Supreme Court Update: Orders
Greetings, Court Fans!
The Court kicked off its March sitting with three new decisions. We'll have summaries toute de suite, but here are the squibs in the meantime:
- In Cyan, Inc. v. Beaver County Employees Retirement Fund (No. 15-1439), a unanimous Court held that the Securities Litigation Uniform Standards Act of 1998 (SLUSA)—a statute that amended the Securities Act of 1933—did not deprive state courts of their jurisdiction to decide class actions brought under the 1933 Act, nor did it permit defendants to remove class actions alleging only 1933 Act claims from state to federal court;
- In Ayestas v.
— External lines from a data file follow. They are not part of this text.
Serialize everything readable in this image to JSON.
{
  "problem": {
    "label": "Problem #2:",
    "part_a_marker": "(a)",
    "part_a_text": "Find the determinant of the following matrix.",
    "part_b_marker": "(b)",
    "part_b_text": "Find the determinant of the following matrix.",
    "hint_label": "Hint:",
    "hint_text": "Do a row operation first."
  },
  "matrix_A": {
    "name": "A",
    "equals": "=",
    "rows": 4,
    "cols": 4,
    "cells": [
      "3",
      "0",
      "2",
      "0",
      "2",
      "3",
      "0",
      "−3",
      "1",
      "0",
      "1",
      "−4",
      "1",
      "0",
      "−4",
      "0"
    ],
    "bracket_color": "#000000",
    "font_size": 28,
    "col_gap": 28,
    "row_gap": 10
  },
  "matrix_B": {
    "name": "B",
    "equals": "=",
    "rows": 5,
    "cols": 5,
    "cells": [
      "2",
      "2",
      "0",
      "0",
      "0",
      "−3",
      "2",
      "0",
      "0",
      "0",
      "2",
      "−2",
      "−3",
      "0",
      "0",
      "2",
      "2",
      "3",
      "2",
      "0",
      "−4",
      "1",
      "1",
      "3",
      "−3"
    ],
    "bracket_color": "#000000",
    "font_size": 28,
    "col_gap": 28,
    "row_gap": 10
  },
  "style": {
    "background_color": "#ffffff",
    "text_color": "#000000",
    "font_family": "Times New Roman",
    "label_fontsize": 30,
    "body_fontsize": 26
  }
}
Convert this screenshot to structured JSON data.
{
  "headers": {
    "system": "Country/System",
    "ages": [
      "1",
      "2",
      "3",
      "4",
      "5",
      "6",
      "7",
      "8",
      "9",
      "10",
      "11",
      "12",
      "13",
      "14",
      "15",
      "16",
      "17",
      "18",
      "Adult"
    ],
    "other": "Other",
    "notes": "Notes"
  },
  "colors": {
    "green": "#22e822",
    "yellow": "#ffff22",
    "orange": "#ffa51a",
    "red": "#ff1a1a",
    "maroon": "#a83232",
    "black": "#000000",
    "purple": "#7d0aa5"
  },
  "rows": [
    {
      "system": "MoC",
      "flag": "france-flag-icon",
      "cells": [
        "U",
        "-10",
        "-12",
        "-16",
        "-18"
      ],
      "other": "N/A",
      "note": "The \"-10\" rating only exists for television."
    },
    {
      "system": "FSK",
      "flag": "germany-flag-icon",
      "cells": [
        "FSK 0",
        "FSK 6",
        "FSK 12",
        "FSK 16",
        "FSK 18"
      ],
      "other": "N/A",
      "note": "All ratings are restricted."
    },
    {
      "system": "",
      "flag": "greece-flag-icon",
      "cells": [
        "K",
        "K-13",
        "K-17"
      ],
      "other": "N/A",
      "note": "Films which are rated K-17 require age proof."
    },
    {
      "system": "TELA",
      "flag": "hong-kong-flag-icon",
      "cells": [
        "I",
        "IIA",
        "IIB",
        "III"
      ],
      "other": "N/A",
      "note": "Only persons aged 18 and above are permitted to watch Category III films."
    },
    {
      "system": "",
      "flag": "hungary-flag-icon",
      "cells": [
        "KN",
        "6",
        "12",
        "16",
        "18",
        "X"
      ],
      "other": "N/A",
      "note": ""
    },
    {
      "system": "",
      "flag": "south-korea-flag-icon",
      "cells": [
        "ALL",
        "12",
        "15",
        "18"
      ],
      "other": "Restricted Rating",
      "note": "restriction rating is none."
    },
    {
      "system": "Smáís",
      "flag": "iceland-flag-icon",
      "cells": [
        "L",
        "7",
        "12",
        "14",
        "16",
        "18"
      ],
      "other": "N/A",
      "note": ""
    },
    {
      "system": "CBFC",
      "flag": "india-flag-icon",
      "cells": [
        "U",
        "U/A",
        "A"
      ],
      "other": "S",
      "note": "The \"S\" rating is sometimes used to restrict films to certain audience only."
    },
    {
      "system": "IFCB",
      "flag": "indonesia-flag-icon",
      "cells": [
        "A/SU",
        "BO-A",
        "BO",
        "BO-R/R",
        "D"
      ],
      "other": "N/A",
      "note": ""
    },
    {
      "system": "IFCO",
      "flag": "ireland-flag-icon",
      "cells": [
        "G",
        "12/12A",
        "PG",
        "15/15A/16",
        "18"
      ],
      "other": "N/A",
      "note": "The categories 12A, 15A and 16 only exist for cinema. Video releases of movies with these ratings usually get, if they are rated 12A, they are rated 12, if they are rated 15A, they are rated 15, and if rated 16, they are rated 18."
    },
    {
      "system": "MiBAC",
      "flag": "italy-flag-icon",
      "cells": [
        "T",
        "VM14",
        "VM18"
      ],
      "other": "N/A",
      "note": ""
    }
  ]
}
Davis (No. 16-6795), the Court (again unanimously) held that a district court's denial of a habeas petitioner's motion for funding to investigate potential habeas claims is a judicial decision subject to appellate review, and that the Fifth Circuit's requirement that the petitioner show a "substantial need" for the services was too demanding;
- And in Marinello v. United States (No. 16-1144), the Court held 7-2 that to convict a defendant of "corruptly" obstructing or interfering with the due administration of the Internal Revenue Code, the Government must prove that the defendant was aware of a pending tax-related proceeding, or could at least reasonably foresee that such a proceeding would commence.
In addition to the three decisions, the Court granted cert in Nielsen v. Preap (No. 16-1363), which asks whether a criminal alien is exempt from mandatory detention under 8 U.S.C. §1226(c) if, after the alien is released from criminal custody, the Department of Homeland Security does not immediately take him into immigration custody. That issue has been simmering in the federal courts for a while: While the Ninth Circuit held in Nielsen that the answer was "yes," four other federal appeals courts have reached the opposite result. Despite the circuit split, Nielsen has been on hold while the Justices considered Jennings v. Rodriguez, the immigration-detention case finally decided last month after being held over from last term. In Jennings, as you'll no doubt recall, the Court held that detained immigrants have no statutory right to a bond hearing while awaiting removal. We'll find out next term whether the harsh holding in Jennings impacts the Justices' view of the split in Nielsen.
Two cert denials are also worth noting. First, the Court denied review in Hidalgo v. Arizona (No. 17-251), a death-penalty case squarely asking whether, in light of contemporary standards of decency, capital punishment violates the Eighth Amendment. There were no dissents from denial, but Justice Breyer, joined by Ginsburg, Sotomayor, and Kagan issued a "statement respecting the denial of certiorari." Breyer's statement, however, addressed only the more limited question in the case, whether the Arizona's death-penalty statute complied with the requirement that capital-sentencing regimes "genuinely narrow the class of persons eligible for the death penalty." Given that it only takes four to grant cert, it stands to reason that the statement-makers do not think the time is ripe for reconsideration of the death-penalty's constitutionality as a whole.
The Court's denial of cert in Garco Construction v. Speer (No. 17-225) also tells us something about the Court's willingness to revisit existing precedent. The case involved a challenge to the Army Corps of Engineers' interpretation and application of its own regulations, a challenge the Federal Circuit rejected under Auer v. Robbins. Auer held that federal courts must defer to an agency's interpretation of its own ambiguous regulations unless the interpretation is plainly erroneous or inconsistent with the regulation. Although it's not that old, Auer was a frequent target of criticism from the late Justice Scalia, who suggested more than once that the Court should overrule it. Here, the Court rejected the petitioner's request to revisit Auer, but not without a dissent from Justices Thomas and Gorsuch, who are happy to carry on this particular torch. Whether they'll be any more successful at convincing other members of the Court to get on board remains to be seen.
That does it for now. We'll be back soon with summaries of this week's decisions.